Amnesty International s’est entretenue avec des militants irakiens des droits humains qui ont confirmé la présence de trois femmes, âgées de 23 à 49 ans, parmi les personnes exécutées. L’une avait été condamnée pour des infractions liées au terrorisme et les autres pour homicide.

Ces dernières exécutions portent à 96 au moins le nombre total de personnes exécutées cette année en Irak, ce qui constitue une augmentation importante et préoccupante par rapport à l’année précédente. D’après les informations dont dispose Amnesty International, au moins 68 prisonniers ont été exécutés en 2011 en Irak. Les préoccupations d’Amnesty International sont exacerbées par les lacunes du système de justice pénale irakien.

Depuis le rétablissement de la peine capitale en Irak en 2004, des centaines de personnes ont été condamnées à ce châtiment et se trouvent actuellement dans le couloir de la mort.
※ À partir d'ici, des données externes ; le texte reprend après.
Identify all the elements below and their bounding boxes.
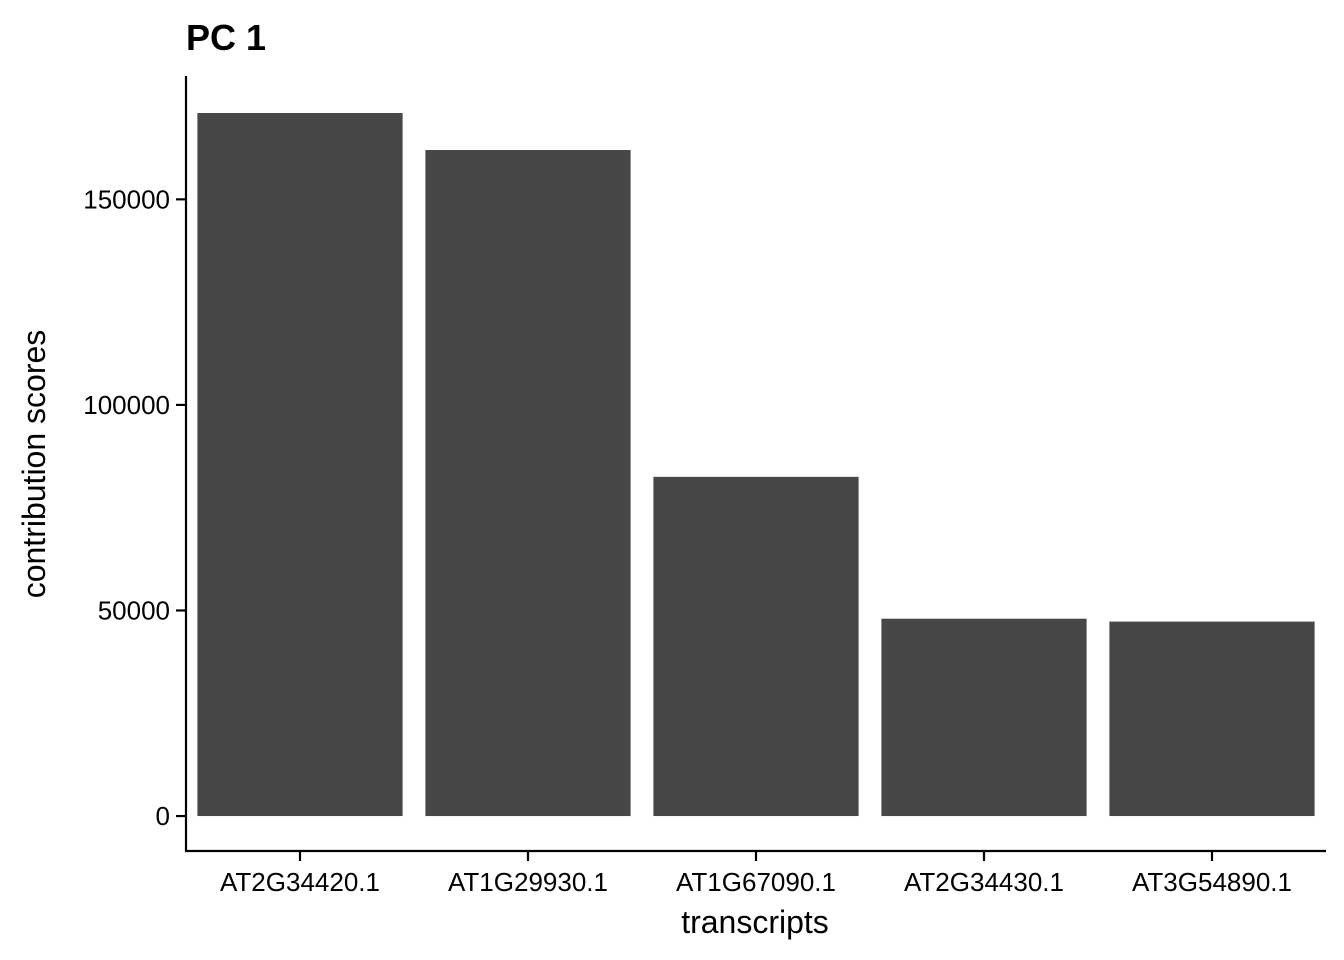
x-tick-label: AT2G34430.1: [904, 867, 1064, 897]
y-axis-ticks: 0 50000 100000 150000: [83, 184, 186, 831]
y-tick-label: 150000: [83, 184, 170, 214]
y-tick-label: 50000: [98, 595, 170, 625]
x-tick-label: AT1G29930.1: [448, 867, 608, 897]
x-tick-label: AT2G34420.1: [220, 867, 380, 897]
y-tick-label: 0: [156, 801, 170, 831]
chart-title: PC 1: [186, 17, 266, 58]
bars-group: [197, 113, 1315, 817]
bar-AT1G67090.1: [653, 476, 859, 817]
bar-AT2G34420.1: [197, 113, 403, 817]
x-axis-ticks: AT2G34420.1 AT1G29930.1 AT1G67090.1 AT2G344…: [220, 851, 1292, 897]
bar-AT2G34430.1: [881, 618, 1087, 817]
y-tick-label: 100000: [83, 390, 170, 420]
x-tick-label: AT1G67090.1: [676, 867, 836, 897]
x-tick-label: AT3G54890.1: [1132, 867, 1292, 897]
y-axis-title: contribution scores: [16, 330, 52, 599]
bar-AT3G54890.1: [1109, 621, 1315, 817]
x-axis-title: transcripts: [681, 904, 829, 940]
bar-AT1G29930.1: [425, 150, 631, 817]
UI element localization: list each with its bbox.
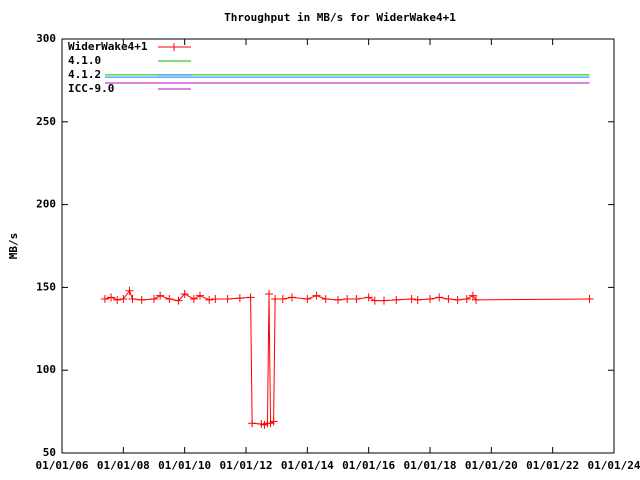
point-marker (125, 286, 134, 295)
x-tick-label: 01/01/12 (220, 459, 273, 472)
legend-label: 4.1.0 (68, 54, 101, 67)
point-marker (343, 294, 352, 303)
x-tick-label: 01/01/06 (36, 459, 89, 472)
point-marker (165, 294, 174, 303)
point-marker (392, 295, 401, 304)
point-marker (100, 294, 109, 303)
point-marker (407, 294, 416, 303)
point-marker (321, 294, 330, 303)
x-tick-label: 01/01/18 (404, 459, 457, 472)
x-tick-label: 01/01/14 (281, 459, 334, 472)
point-marker (113, 295, 122, 304)
point-marker (585, 294, 594, 303)
x-tick-label: 01/01/24 (588, 459, 640, 472)
point-marker (248, 419, 257, 428)
legend-label: 4.1.2 (68, 68, 101, 81)
point-marker (137, 295, 146, 304)
legend-marker (170, 43, 178, 51)
chart-title: Throughput in MB/s for WiderWake4+1 (224, 11, 456, 24)
point-marker (303, 294, 312, 303)
point-marker (426, 294, 434, 303)
point-marker (119, 294, 128, 303)
point-marker (265, 290, 273, 299)
point-marker (189, 294, 198, 303)
point-marker (352, 294, 361, 303)
point-marker (312, 291, 321, 300)
legend-label: ICC-9.0 (68, 82, 114, 95)
point-marker (180, 290, 189, 299)
legend-label: WiderWake4+1 (68, 40, 148, 53)
x-tick-label: 01/01/10 (158, 459, 211, 472)
point-marker (246, 293, 255, 302)
point-marker (380, 296, 388, 305)
point-marker (468, 291, 477, 300)
point-marker (150, 294, 158, 303)
point-marker (205, 295, 214, 304)
point-marker (334, 295, 342, 304)
x-tick-label: 01/01/08 (97, 459, 150, 472)
point-marker (370, 296, 379, 305)
point-marker (278, 294, 287, 303)
point-marker (435, 293, 444, 302)
point-marker (107, 293, 116, 302)
y-tick-label: 200 (36, 198, 56, 211)
point-marker (288, 293, 296, 302)
x-tick-label: 01/01/16 (342, 459, 395, 472)
plot-border (61, 38, 615, 454)
point-marker (444, 294, 453, 303)
y-axis-label: MB/s (7, 233, 20, 260)
y-tick-label: 100 (36, 363, 56, 376)
y-tick-label: 50 (43, 446, 56, 459)
point-marker (462, 294, 471, 303)
point-marker (223, 294, 232, 303)
point-marker (156, 291, 165, 300)
x-tick-label: 01/01/22 (526, 459, 579, 472)
point-marker (364, 293, 373, 302)
point-marker (271, 294, 280, 303)
point-marker (453, 295, 462, 304)
y-tick-label: 300 (36, 32, 56, 45)
x-tick-label: 01/01/20 (465, 459, 518, 472)
point-marker (269, 417, 278, 426)
point-marker (174, 296, 183, 305)
point-marker (235, 294, 244, 303)
point-marker (211, 294, 220, 303)
point-marker (196, 291, 204, 300)
y-tick-label: 150 (36, 280, 56, 293)
point-marker (472, 295, 480, 304)
y-tick-label: 250 (36, 115, 56, 128)
point-marker (128, 294, 137, 303)
point-marker (413, 295, 422, 304)
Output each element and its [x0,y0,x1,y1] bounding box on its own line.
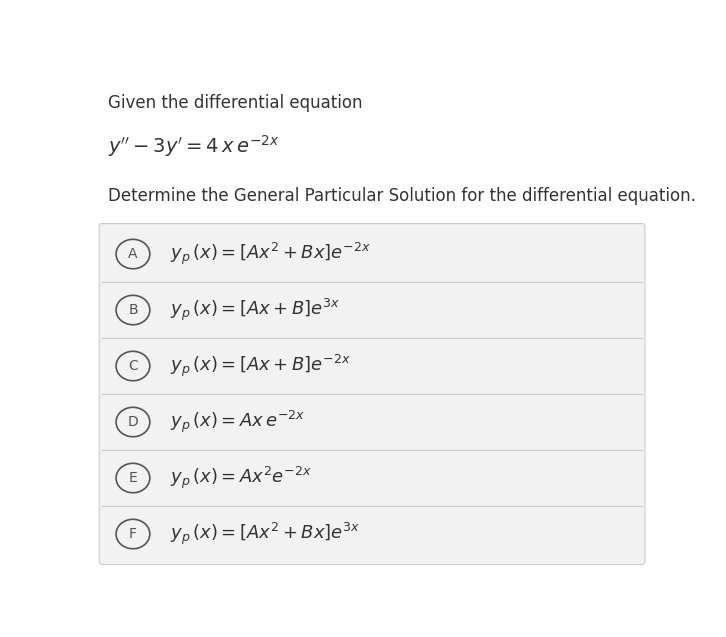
Text: E: E [129,471,137,485]
Text: $y_{p}\,(x) = Ax\,e^{-2x}$: $y_{p}\,(x) = Ax\,e^{-2x}$ [169,409,305,435]
Circle shape [116,407,150,437]
FancyBboxPatch shape [99,224,645,564]
Text: $y_{p}\,(x) = \left[Ax + B\right]e^{-2x}$: $y_{p}\,(x) = \left[Ax + B\right]e^{-2x}… [169,353,351,379]
Text: Determine the General Particular Solution for the differential equation.: Determine the General Particular Solutio… [107,187,696,205]
Text: C: C [128,359,138,373]
Text: $y_{p}\,(x) = Ax^2 e^{-2x}$: $y_{p}\,(x) = Ax^2 e^{-2x}$ [169,465,311,491]
Text: B: B [128,303,138,317]
Circle shape [116,519,150,548]
Text: $y_{p}\,(x) = \left[Ax^2 + Bx\right]e^{-2x}$: $y_{p}\,(x) = \left[Ax^2 + Bx\right]e^{-… [169,241,370,267]
Text: F: F [129,527,137,541]
Circle shape [116,352,150,381]
Circle shape [116,240,150,269]
Text: A: A [129,247,138,261]
Text: $y_{p}\,(x) = \left[Ax + B\right]e^{3x}$: $y_{p}\,(x) = \left[Ax + B\right]e^{3x}$ [169,297,340,323]
Circle shape [116,463,150,493]
Text: $y_{p}\,(x) = \left[Ax^2 + Bx\right]e^{3x}$: $y_{p}\,(x) = \left[Ax^2 + Bx\right]e^{3… [169,521,360,547]
Text: D: D [128,415,139,429]
Circle shape [116,296,150,325]
Text: Given the differential equation: Given the differential equation [107,94,362,111]
Text: $y'' - 3y' = 4\,x\,e^{-2x}$: $y'' - 3y' = 4\,x\,e^{-2x}$ [107,133,279,159]
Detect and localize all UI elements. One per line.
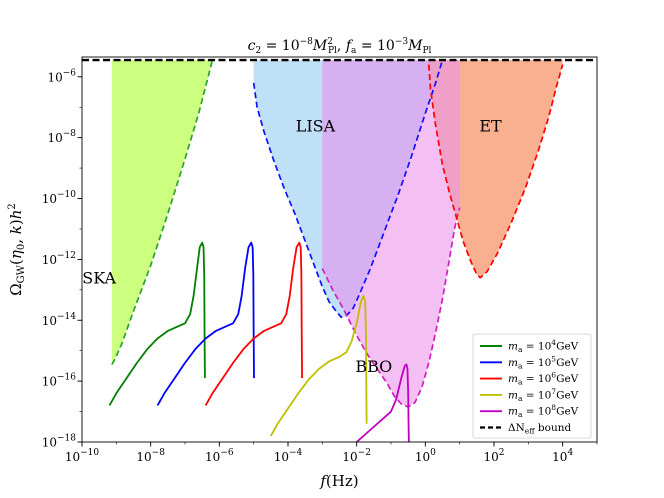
y-axis-ticks: 10−18 10−16 10−14 10−12 10−10 10−8 10−6 xyxy=(42,68,82,450)
legend-label-5: ma = 108GeV xyxy=(508,403,579,419)
x-tick-label: 10−8 xyxy=(136,448,165,464)
region-label-lisa: LISA xyxy=(296,117,336,136)
overlap-lisa-bbo xyxy=(322,60,443,318)
y-tick-label: 10−10 xyxy=(42,190,77,206)
x-tick-label: 10−6 xyxy=(205,448,234,464)
x-tick-label: 10−2 xyxy=(342,448,371,464)
region-label-et: ET xyxy=(479,117,502,136)
region-labels: SKA LISA BBO ET xyxy=(82,117,502,376)
spectrum-series xyxy=(108,241,410,442)
region-label-bbo: BBO xyxy=(355,357,392,376)
legend-label-1: ma = 104GeV xyxy=(508,338,579,354)
legend-label-3: ma = 106GeV xyxy=(508,371,579,387)
y-tick-label: 10−8 xyxy=(47,129,76,145)
y-tick-label: 10−6 xyxy=(47,68,76,84)
x-tick-label: 10−10 xyxy=(65,448,100,464)
plot-frame xyxy=(81,56,598,443)
series-line-1 xyxy=(108,241,206,406)
x-tick-label: 104 xyxy=(552,448,573,464)
chart-title: c2 = 10−8M2 Pl, fa = 10−3MPl xyxy=(248,37,432,56)
x-tick-label: 100 xyxy=(415,448,436,464)
series-line-4 xyxy=(270,295,368,437)
y-tick-label: 10−16 xyxy=(42,373,77,389)
series-line-2 xyxy=(156,241,255,406)
region-ska-edge xyxy=(111,59,214,365)
y-tick-label: 10−14 xyxy=(42,312,77,328)
region-ska-fill xyxy=(111,60,213,365)
y-axis-label: ΩGW(η0, k)h2 xyxy=(7,203,27,296)
region-et-fill xyxy=(428,60,563,278)
legend-label-4: ma = 107GeV xyxy=(508,387,579,403)
x-tick-label: 102 xyxy=(483,448,504,464)
y-tick-label: 10−18 xyxy=(42,434,77,450)
y-tick-label: 10−12 xyxy=(42,251,76,267)
region-label-ska: SKA xyxy=(82,269,116,288)
region-lisa-edge xyxy=(252,59,444,319)
region-et-edge xyxy=(427,64,564,279)
legend-label-2: ma = 105GeV xyxy=(508,354,579,370)
region-overlaps xyxy=(322,60,460,318)
x-axis-ticks: 10−10 10−8 10−6 10−4 10−2 100 102 104 xyxy=(65,442,598,464)
legend-label-bound: ΔNeff bound xyxy=(508,422,571,436)
x-tick-label: 10−4 xyxy=(274,448,303,464)
series-line-5 xyxy=(356,363,410,442)
x-axis-label: f(Hz) xyxy=(319,472,358,490)
series-line-3 xyxy=(204,241,303,406)
legend-frame xyxy=(472,333,592,439)
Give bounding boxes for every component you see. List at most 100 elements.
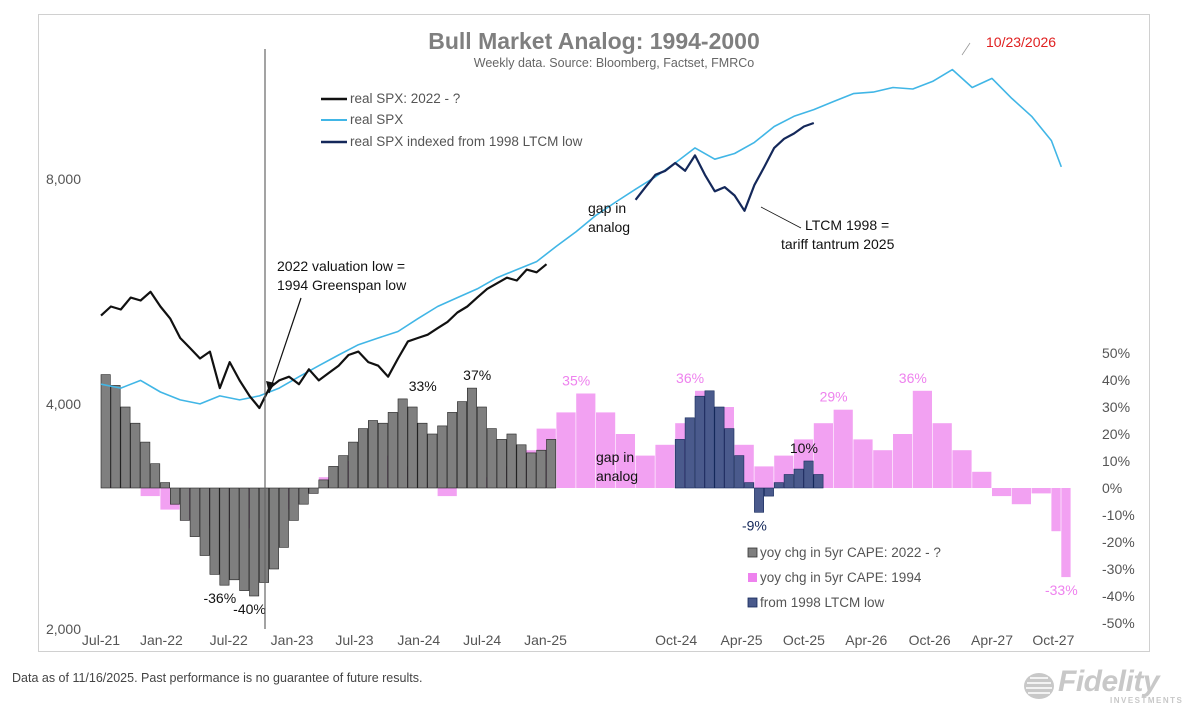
right-axis-tick-label: -40% [1102, 588, 1135, 604]
x-axis-tick-label: Oct-25 [783, 632, 825, 648]
bar-yoy-chg-in-5yr-cape-1994 [1051, 488, 1061, 532]
bar-yoy-chg-in-5yr-cape-1994 [556, 412, 576, 488]
bar-yoy-chg-in-5yr-cape-2022- [407, 406, 418, 489]
bar-yoy-chg-in-5yr-cape-2022- [318, 479, 329, 489]
bar-yoy-chg-in-5yr-cape-1994 [952, 450, 972, 488]
bar-yoy-chg-in-5yr-cape-1994 [813, 423, 833, 488]
bar-yoy-chg-in-5yr-cape-2022- [367, 420, 378, 489]
valuation-low-arrow [268, 297, 302, 394]
right-axis-tick-label: 30% [1102, 399, 1130, 415]
x-axis-tick-label: Apr-25 [721, 632, 763, 648]
right-axis-tick-label: -10% [1102, 507, 1135, 523]
bar-yoy-chg-in-5yr-cape-2022- [140, 441, 151, 489]
bar-yoy-chg-in-5yr-cape-1994 [1011, 488, 1031, 505]
bar-yoy-chg-in-5yr-cape-2022- [199, 487, 210, 556]
bar-yoy-chg-in-5yr-cape-2022- [308, 487, 319, 494]
bar-yoy-chg-in-5yr-cape-2022- [100, 374, 111, 489]
peak-annotation-line [961, 42, 971, 56]
bar-yoy-chg-in-5yr-cape-2022- [457, 401, 467, 489]
gap-annotation-lower-line2: analog [596, 468, 638, 484]
bar-data-label: -40% [233, 601, 266, 617]
bar-yoy-chg-in-5yr-cape-2022- [397, 398, 408, 489]
bar-yoy-chg-in-5yr-cape-1994 [932, 423, 952, 488]
bar-yoy-chg-in-5yr-cape-1994 [596, 412, 616, 488]
legend-label-cape-2022: yoy chg in 5yr CAPE: 2022 - ? [760, 545, 941, 560]
bar-yoy-chg-in-5yr-cape-1994 [1061, 488, 1071, 578]
bar-from-1998-ltcm-low [803, 460, 814, 489]
bar-data-label: 36% [899, 370, 927, 386]
bull-market-analog-chart: 8,000 4,000 2,000 50% 40% 30% 20% 10% 0% -10% -20%… [46, 28, 1135, 648]
ltcm-annotation-line1: LTCM 1998 = [805, 217, 889, 233]
bar-from-1998-ltcm-low [813, 474, 824, 489]
line-legend: real SPX: 2022 - ? real SPX real SPX ind… [321, 91, 583, 149]
bar-yoy-chg-in-5yr-cape-2022- [358, 428, 368, 489]
bar-yoy-chg-in-5yr-cape-2022- [259, 487, 269, 583]
bar-data-label: 10% [790, 440, 818, 456]
bar-data-label: 35% [562, 373, 590, 389]
left-axis-tick-label: 2,000 [46, 621, 81, 637]
x-axis-tick-label: Jul-21 [82, 632, 120, 648]
bar-data-label: 33% [409, 378, 437, 394]
bar-yoy-chg-in-5yr-cape-2022- [160, 482, 171, 489]
legend-label-ltcm-bars: from 1998 LTCM low [760, 595, 885, 610]
left-axis-tick-label: 8,000 [46, 171, 81, 187]
bar-yoy-chg-in-5yr-cape-2022- [110, 385, 121, 489]
x-axis-tick-label: Apr-26 [845, 632, 887, 648]
bar-yoy-chg-in-5yr-cape-2022- [486, 428, 497, 489]
bar-from-1998-ltcm-low [724, 428, 735, 489]
left-axis-tick-label: 4,000 [46, 396, 81, 412]
valuation-low-annotation-line2: 1994 Greenspan low [277, 277, 407, 293]
bar-yoy-chg-in-5yr-cape-1994 [992, 488, 1012, 497]
bar-yoy-chg-in-5yr-cape-2022- [239, 487, 250, 591]
legend-swatch-cape-2022 [747, 547, 758, 558]
bar-yoy-chg-in-5yr-cape-2022- [516, 444, 527, 489]
x-axis-tick-label: Jul-22 [210, 632, 248, 648]
chart-subtitle: Weekly data. Source: Bloomberg, Factset,… [474, 56, 754, 70]
valuation-low-arrowhead [266, 381, 275, 393]
bar-data-label: 36% [676, 370, 704, 386]
bar-yoy-chg-in-5yr-cape-1994 [417, 482, 437, 488]
bar-legend: yoy chg in 5yr CAPE: 2022 - ? yoy chg in… [747, 545, 941, 610]
gap-annotation-lower-line1: gap in [596, 449, 634, 465]
bar-yoy-chg-in-5yr-cape-2022- [150, 463, 161, 489]
bar-yoy-chg-in-5yr-cape-2022- [219, 487, 230, 586]
legend-label-ltcm-indexed: real SPX indexed from 1998 LTCM low [350, 134, 583, 149]
right-axis-tick-label: -50% [1102, 615, 1135, 631]
bar-yoy-chg-in-5yr-cape-1994 [912, 390, 932, 488]
logo-subtext: INVESTMENTS [1110, 696, 1184, 705]
bar-yoy-chg-in-5yr-cape-2022- [526, 452, 537, 489]
right-axis-tick-label: 20% [1102, 426, 1130, 442]
bar-yoy-chg-in-5yr-cape-1994 [635, 455, 655, 488]
bar-yoy-chg-in-5yr-cape-1994 [140, 488, 160, 497]
line-real-spx [100, 68, 1063, 405]
legend-label-real-spx-2022: real SPX: 2022 - ? [350, 91, 460, 106]
x-axis-tick-label: Jan-25 [524, 632, 567, 648]
bar-yoy-chg-in-5yr-cape-2022- [298, 487, 309, 505]
bar-yoy-chg-in-5yr-cape-2022- [179, 487, 190, 521]
bar-yoy-chg-in-5yr-cape-2022- [328, 466, 339, 489]
bar-yoy-chg-in-5yr-cape-2022- [278, 487, 289, 548]
bar-yoy-chg-in-5yr-cape-2022- [130, 422, 141, 489]
bar-yoy-chg-in-5yr-cape-2022- [170, 487, 180, 505]
bar-yoy-chg-in-5yr-cape-2022- [120, 406, 131, 489]
bar-yoy-chg-in-5yr-cape-2022- [536, 449, 547, 489]
bar-yoy-chg-in-5yr-cape-2022- [288, 487, 299, 521]
peak-date-annotation: 10/23/2026 [986, 34, 1056, 50]
fidelity-logo-icon [1024, 673, 1054, 699]
bar-yoy-chg-in-5yr-cape-2022- [476, 406, 487, 489]
right-axis-tick-label: 40% [1102, 372, 1130, 388]
bar-from-1998-ltcm-low [714, 406, 725, 489]
bar-yoy-chg-in-5yr-cape-2022- [427, 433, 438, 489]
right-axis-tick-label: 10% [1102, 453, 1130, 469]
right-axis-tick-label: -30% [1102, 561, 1135, 577]
bar-yoy-chg-in-5yr-cape-2022- [466, 387, 477, 489]
bar-yoy-chg-in-5yr-cape-2022- [229, 487, 240, 581]
line-real-spx-2022- [100, 263, 548, 410]
bar-yoy-chg-in-5yr-cape-2022- [437, 425, 448, 489]
bar-data-label: -33% [1045, 582, 1078, 598]
bar-yoy-chg-in-5yr-cape-1994 [853, 439, 873, 488]
bar-data-label: 37% [463, 367, 491, 383]
x-axis-tick-label: Oct-24 [655, 632, 697, 648]
bar-yoy-chg-in-5yr-cape-2022- [249, 487, 260, 597]
bar-yoy-chg-in-5yr-cape-2022- [209, 487, 220, 575]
Amnesty International dénonce depuis des années le fait que de nombreuses personnes sont condamnées à mort à l’issue de procès non-conformes aux normes internationales en matière d’équité, notamment sur la base d’« aveux » obtenus sous la torture ou d’autres formes de mauvais traitements. Certaines chaînes de télévision irakiennes continuent de diffuser des « aveux » de détenus, parfois avant même l’ouverture de leur procès, au mépris du droit à la présomption d’innocence.

Amnesty International demande instamment aux autorités irakiennes de s’abstenir de recourir à la peine capitale, de commuer toutes les condamnations à mort en peines de prison et d’instaurer un moratoire sur les exécutions. Cette année, la haut-commissaire des Nations unies aux droits de l’homme et le rapporteur spécial des Nations unies sur les exécutions extrajudiciaires, sommaires ou arbitraires ont tous deux appelé à la mise en place d’un moratoire sur la peine de mort en Irak.

Amnesty International s’oppose en toutes circonstances et sans aucune exception à la peine capitale car elle constitue le châtiment le plus cruel, inhumain et dégradant qui soit, ainsi qu’une violation du droit à la vie.